P367 Real-life long-term effectiveness and treatment persistence of vedolizumab in a single tertiary care cohort of Crohn’s disease patients
L. Calandrini, M. Salice, H. Privitera Hrustemovic, G. Peruzzi, F. Rizzello, C. Calabrese, E. Scaioli, A. Belluzzi, P. Gionchetti
Policlinico Sant’Orsola Malpighi, Malattie Infiammatorie Croniche Prof. Gionchetti, Bologna, Italy
Background
Long-term effectiveness of vedolizumab (VDZ) in real-life clinical practice is unknown. We aimed to evaluate clinical efficacy and treatment persistence of VDZ in a real-world cohort of patients with Crohn’s disease (CD).
Methods
CD patients from a single tertiary IBD referral centre receiving VDZ treatment outside clinical trials between September 2016 and August 2019 were included. Data were collected prospectively at baseline, weeks 22, 54, and 108. Disease activity was assessed using the Harvey Bradshaw index (HBI). The primary endpoint was steroid-free clinical remission, defined as HBI of 4 or lower without the need of corticosteroids.

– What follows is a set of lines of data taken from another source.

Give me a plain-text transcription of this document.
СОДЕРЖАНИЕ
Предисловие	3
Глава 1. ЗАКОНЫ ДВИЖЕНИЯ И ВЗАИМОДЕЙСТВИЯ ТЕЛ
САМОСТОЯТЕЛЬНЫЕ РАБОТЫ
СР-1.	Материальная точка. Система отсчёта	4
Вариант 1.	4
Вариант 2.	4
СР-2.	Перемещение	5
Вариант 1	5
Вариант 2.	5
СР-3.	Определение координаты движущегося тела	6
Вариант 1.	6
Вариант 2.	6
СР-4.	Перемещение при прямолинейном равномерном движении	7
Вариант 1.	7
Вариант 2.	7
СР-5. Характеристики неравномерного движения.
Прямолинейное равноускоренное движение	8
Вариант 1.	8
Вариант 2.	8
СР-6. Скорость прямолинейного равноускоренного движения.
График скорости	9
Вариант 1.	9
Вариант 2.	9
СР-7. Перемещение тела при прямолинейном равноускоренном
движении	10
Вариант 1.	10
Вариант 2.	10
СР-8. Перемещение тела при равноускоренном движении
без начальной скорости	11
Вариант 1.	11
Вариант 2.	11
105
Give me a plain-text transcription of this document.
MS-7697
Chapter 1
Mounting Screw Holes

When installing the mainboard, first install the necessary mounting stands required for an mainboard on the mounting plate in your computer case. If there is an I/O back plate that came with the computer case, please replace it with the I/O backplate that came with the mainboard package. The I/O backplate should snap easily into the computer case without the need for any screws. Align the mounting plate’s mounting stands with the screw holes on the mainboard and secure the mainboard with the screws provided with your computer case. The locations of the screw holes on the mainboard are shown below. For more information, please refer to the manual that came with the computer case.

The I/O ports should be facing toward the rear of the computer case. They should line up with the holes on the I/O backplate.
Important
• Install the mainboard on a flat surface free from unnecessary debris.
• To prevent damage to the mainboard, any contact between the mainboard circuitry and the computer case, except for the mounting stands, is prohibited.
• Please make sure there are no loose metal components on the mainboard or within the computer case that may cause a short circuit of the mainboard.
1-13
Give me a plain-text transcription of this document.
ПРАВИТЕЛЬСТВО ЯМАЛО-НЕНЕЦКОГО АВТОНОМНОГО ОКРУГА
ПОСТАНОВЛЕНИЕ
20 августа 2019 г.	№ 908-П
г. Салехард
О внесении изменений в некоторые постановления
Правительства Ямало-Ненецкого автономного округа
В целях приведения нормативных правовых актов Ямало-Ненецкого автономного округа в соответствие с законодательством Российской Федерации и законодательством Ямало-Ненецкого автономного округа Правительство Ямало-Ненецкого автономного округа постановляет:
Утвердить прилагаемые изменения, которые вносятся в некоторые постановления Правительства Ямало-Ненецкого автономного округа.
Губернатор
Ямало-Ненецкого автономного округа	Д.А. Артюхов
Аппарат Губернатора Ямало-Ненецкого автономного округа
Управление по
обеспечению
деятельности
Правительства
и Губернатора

Secondary endpoints were treatment persistence and durability of VDZ response.
Results
Up to August 2019 114 patients had received at least one VDZ infusion, 79% had prior anti-TNFα drug exposure. Of the 90 patients who reached 54 weeks of follow-up, 68 patients (75,5%) were still under VDZ therapy. 38 of them (55,9%) were in steroid-free clinical remission. We compared the initial response to VDZ at week 22 and at week 54. Among the 29 patients in steroid-free clinical remission at week 22, 25 (86.2%) were still in steroid-free clinical remission at week 54. Three out of 29 patients discontinued VDZ therapy before week 54, for insufficient response and adverse events in two cases and for pregnancy in one. Of the 34 patients who reached 108 weeks of follow-up, 17 (50%) were still under VDZ therapy. 11 of them (64.7%) were in steroid-free clinical remission. We compared the initial response to VDZ at week 22 and at week 108. Among the 11 patients in steroid-free clinical remission at week 22, 6 (54.5%) were still in steroid-free clinical remission at week 108. Two out of 11 patients discontinued VDZ therapy before week 108 for worsening of perianal disease.
Conclusion
After 1 year, 75.5% of patients were still on treatment, of whom more than 55% achieved remission. 86% of patients maintained a response after the first year of treatment. After 2 years the rate of patients who presented with steroid-free clinical remission and who maintained response tended to decrease, consistent with previously published data. However, half of the patients persisted with VDZ treatment. These data support the long-term effectiveness and favourable safety profile of VDZ.